Mobile builds export to the cloud. iOS and Android builds are too heavy and too credential-bound for a general-purpose sandbox. So they are exported to a cloud build service, with the signing material managed at the build provider. The agent commits and pushes to GitHub; the build kicks off in the cloud; TestFlight gets the result. The phone never sees a build log. I just hear, eventually, that the build is up.
The VM image build. The image every Rebyte VM boots from is built on a dedicated build host on GCP. The infrastructure VM does not run the build itself; it knows which machine should do the heavy work, how to trigger it, and how to pull the result back. Sandbox is the brain. Build host is the muscle.
This pattern repeats. Wherever the sandbox cannot do the work, it learns to delegate to a machine that can. The agent is never the bottleneck.
What it actually feels like
I open the phone. There is a short list of agents, one per VM, named for the job it does. I say what I want. I hear back. I confirm. I move on.
One message says the frontend change is ready for review. Another says the deploy path is clean. Another says the latest production log scan found nothing new. If I need more detail, I can ask for it. If I do not, I do not have to go looking. The important part is not that the phone somehow replaced a laptop. It is that the system on the other end has already compressed the situation into something I can understand quickly.
That is why it feels a little strange at first. You are steering a large system through summaries and read-backs instead of through windows and terminals. Done badly, it would feel like guesswork. Done well, it feels like management: direct enough to move quickly, abstract enough that you are not trapped in the machinery.
While I am on a walk, the frontend agent is rebasing a branch. The deploy agent is shipping the relay. The infrastructure agent is finishing a fix inside the VM runtime that the deploy agent will pick up next. The DevOps agent has already filed today's hourly log report. The mobile agent has queued an iOS release. The golden-test skill is, as it does every hour, telling me prod is fine. None of it is on my screen. All of it is on my phone, in the form of a few quiet sentences read out loud.
Why bother
I did not do this because phones are the future of coding. I did it because pushing the claim to its extreme — you can ship the entire product from your phone — was the most honest stress test I could put on Rebyte itself. The fleet pattern, the voice surface, the read-back, the wall of scheduled skills, the boundary between what a sandbox can do and what it has to delegate — all of it had to be real, because there was no laptop to fall back on.

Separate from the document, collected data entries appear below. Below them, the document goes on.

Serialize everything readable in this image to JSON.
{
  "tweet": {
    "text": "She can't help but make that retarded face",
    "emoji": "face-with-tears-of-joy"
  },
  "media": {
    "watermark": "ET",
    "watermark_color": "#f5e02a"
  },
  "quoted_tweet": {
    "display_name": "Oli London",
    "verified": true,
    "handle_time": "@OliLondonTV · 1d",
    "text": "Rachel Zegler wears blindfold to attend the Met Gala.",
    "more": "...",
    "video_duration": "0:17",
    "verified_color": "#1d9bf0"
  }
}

There is also an important caveat. This only works because I know this codebase extremely well. Doing it from a phone feels a little like feeling around an elephant in the dark: you are never holding the whole thing in your hands at once. What makes that manageable is not the phone. It is familiarity. I already know the shape of the system well enough to guess where a change will land, what it is likely to touch, and which machine should own it.
If I were brand new to the codebase, I would be much less confident doing this. When you do not already understand the scope of a change, the phone becomes much more dangerous. The method works best once the mental map is already there. In that sense, it is not a replacement for deep knowledge of the system. It is what deep knowledge of the system makes possible.
Everything that survived this month is, by definition, good enough for the much easier desktop case. That is the point of the exercise. If it works from a phone, with your voice, in a noisy room, while you are doing something else — it works.
The laptop is open again now. I am in less of a hurry to use it.